As Pope Benedict XVI has aptly observed, western Christianity is going through a time of “pruning,” ala John 15. Alas, as anyone who has actually seen how severely grapevines are often pruned back, that pruning can be harsh indeed. This may be what is happening to the Irish Catholic Church, as well as to western Anglicanism.
And those branches that fail to abide in Christ and bear fruit are in grave danger of being permanently lopped off and thrown into the fire, as John says. But still, when the Father as the master gardener lovingly prunes the vine, it is with the intention of making it bear more and better fruit.
David Handy+
When I was a wee lad in High School in West Palm Beach, at St. Jude’s Catholic Church, we had a priest from Ireland, Fr. Tim Lynch, who told me one day that priests in Ireland consider Florida to be mission territory and ask to be sent over as missionary priests. Perhaps that could account for some of the shortage?

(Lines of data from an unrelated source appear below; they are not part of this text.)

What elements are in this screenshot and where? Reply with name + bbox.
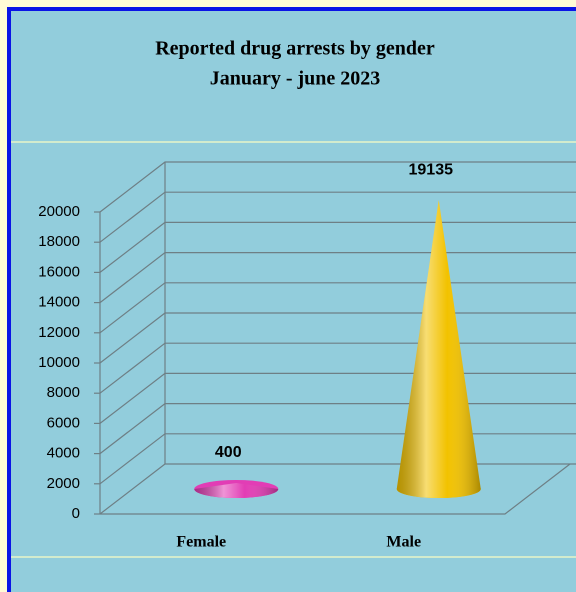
y-tick-label: 14000 — [38, 294, 80, 311]
cone-shine — [396, 200, 481, 498]
chart-title: Reported drug arrests by gender — [155, 38, 435, 60]
value-label: 19135 — [409, 161, 454, 178]
cone — [194, 480, 279, 498]
y-tick-label: 2000 — [47, 475, 80, 492]
y-tick-label: 20000 — [38, 203, 80, 220]
y-tick-label: 18000 — [38, 233, 80, 250]
cone-shine — [194, 482, 279, 498]
x-tick-label: Male — [386, 534, 421, 551]
y-tick-label: 4000 — [47, 445, 80, 462]
y-tick-label: 10000 — [38, 354, 80, 371]
grid-line — [99, 161, 576, 213]
y-tick-label: 16000 — [38, 263, 80, 280]
y-tick-label: 8000 — [47, 384, 80, 401]
y-tick-label: 0 — [72, 505, 80, 522]
grid-line — [99, 191, 576, 243]
y-tick-label: 12000 — [38, 324, 80, 341]
floor — [100, 463, 571, 515]
panel — [7, 7, 576, 592]
chart-subtitle: January - june 2023 — [210, 68, 381, 90]
cone — [396, 200, 481, 498]
plot: 0 2000 4000 6000 8000 10000 12000 14000 16000 180… — [38, 161, 576, 551]
value-label: 400 — [215, 444, 242, 461]
x-tick-label: Female — [176, 534, 226, 551]
y-tick-label: 6000 — [47, 414, 80, 431]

He tried his hardest to get me to enroll in seminary, but I was too stuborn, and also convinced that I did not have the gift of celibacy, and planned to marry some day. Which I did. 🙂
#10, perhaps it’s the dawn of Christianness? To wit, [url=http://findarticles.com/p/articles/mi_m2096/is_2000_Spring-Summer/ai_63300906]Panikkar[/url].
The decline in the number of men willing to consider the priesthood or monastery and of women to consider the convent is, I think, not unrelated to the steep decline in the number of children in the average family. It has always been the case that most families want to perpetuate the family line and name; but when a family produced 4-8 children, having some enter religious life was not considered detrimental to that goal. With 1 or 2 children, there will be little support from parents for their children to enter into a celibate ministry or religious life. But I would be willing to bet that the majority of Catholic parents in Ireland, or the U.S. would, if surveyed, be found to not be very supportive of their children entering the priesthood or religious life. And that matters.